IC-UNICAMP

# Minimum Length Corridor Problem - Benchmark Instances, by L. de Oliveira and C. C. de Souza

Use the BibTeX entry:

@Misc{symbolmaps-instances-page,
author = {Lucas de Oliveira and Cid C. de Souza},
title = {Minimum Length Corridor Problem -- Benchmark Instances},
year = {2012},
note = {{\sl www.ic.unicamp.br/\$\sim\$cid/Problem-instances/MinCorridor}}
}

### Problem description

In the Minimum Length Corridor Problem (MLCP) we are given a rectilinear polygon P and a set of minor rectilinear polygons forming a connected subdivision S of P. A solution to this problem, also called corridor, is a connected set C of segments that are edges of S and such that each inner face (room) of S is intersected by at least one segment in C. The goal is to find a corridor for which the sum of the lengths of its segments is as small as possible. The image below shows an instance of the problem with the segments in bold representing a corridor (solution) for this instance. Further details about the problem can be found in [1], [2] and [3].

### Instance Set

The authors in [3] created a benchmark of MLCP instances to evaluate experimentally exact, approximative and heuristic algorithms. This benchmark is divided in five instance sets, each one containing instances of an specific type (1, 2, 3, 4 and 5), as described in the section 9.1 of this reference. For each type, there are seventy five instances grouped according to the number of rooms (faces) in the subdivision S: 100, 200, ... , 1400 or 1500 rooms. In each of these groups, the five instances are named with integers from 1 to 5.

The format of the instance files follows the one from the SteinLib and described in http://steinlib.zib.de/format.php. To use this format it is necessary to reduce the MLCP instances to Steiner tree problem instances as discussed in the next section.

Each of the zipped files below contain all instances of a given type, organized in folders according to the number of rooms. Below the zip file link another link is available to the web page summarizing the results obtained in [3] for the instances of that type.

 type1[.zip] (2.34MB) type2[.zip] (2.48MB) type3[.zip] (2.71MB) type4[.zip] (1.62MB) type5[.zip] (1.94MB) Results Results Results Results Results

The results were obtained with the following machine configuration: Intel Core i7-820QM, 8GB RAM, Fedora Linux 14, ILOG CPLEX 12.1.

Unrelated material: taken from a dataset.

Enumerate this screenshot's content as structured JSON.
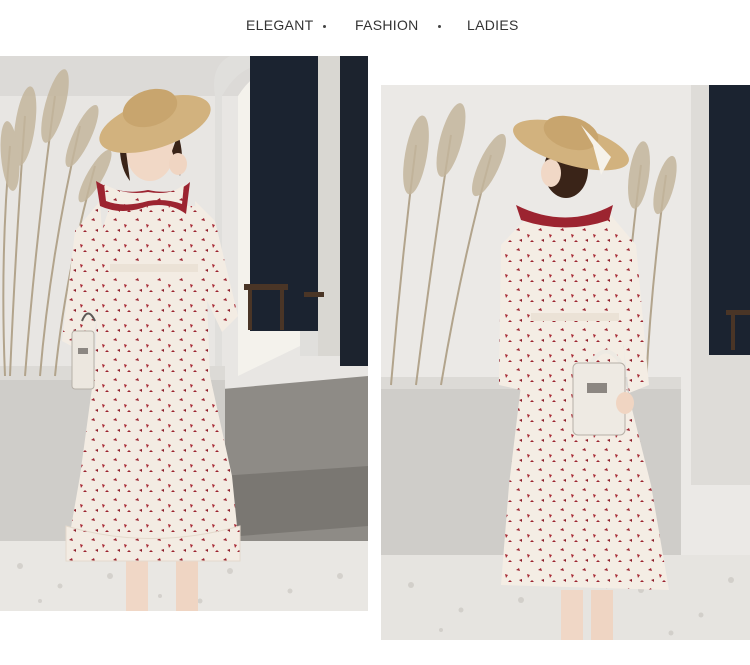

### Reduction to Steiner tree problem

The reduction procedure is described by the following steps:

(1) Construct a graph G where there is one vertex representing each vertex of S. For each edge e in S, add an edge in G incident to the vertices representing the endpoints of e, and let the weight of this edge in G equals the euclidean distance of e.
(2) For each vertice v in G with degree two, consider u and w as the vertices adjacent to v. Create an edge linking u and w with weight equals to the sum of the two incident edges in v, and remove v from G.
(3) For each face (room) f in S, let S(f) be the set of vertices in G that represent vertices in S that lie on this face. Create a terminal vertex v in G and add an artificial edge linking this vertex with all vertices in F(f). The weight of the artificial edges must be set (theoretically) to infinity.

The result is a Steiner tree problem instance comprising the graph G generated with terminal vertex set containing all the artificial vertices created in the step 3.

Below there is an example to illustrate the procedure. The euclidean length in the figure represents the weight of solid edges in the graphs, and for dashed edges consider infinite weights. The gray vertices are the terminals.

### Acknowledgments

This research was supported by FAPESP – Fundação de Amparo à Pesquisa do Estado de São Paulo – Grants #2010/06720-7, CNPq – Conselho Nacional de Desenvolvimento Científico e Tecnológico – Grants #132185/2010-5.

### References

• [1] H. L. Bodlaender, C. Feremans, A. Grigoriev, E. Penninkx, R. Sitters, e T. Wolle. On the minimum corridor connection problem and other generalized geometric problems. Computational Geometry: Theory and Applications, 42(9):939-951, November 2009.
• [2] A. Gonzalez-Gutierrez. Complexity of the minimum-length corridor problem. Ph. D. Thesis, University of California, Santa Barbara, CA, USA, 2007.
• [3] L. Oliveira. O Problema do Corredor de Comprimento Mínimo: Algoritmos Exatos, Aproximativos e Heurísticos. Master's Thesis, State University of Campinas, Campinas, SP, Brazil, 2012.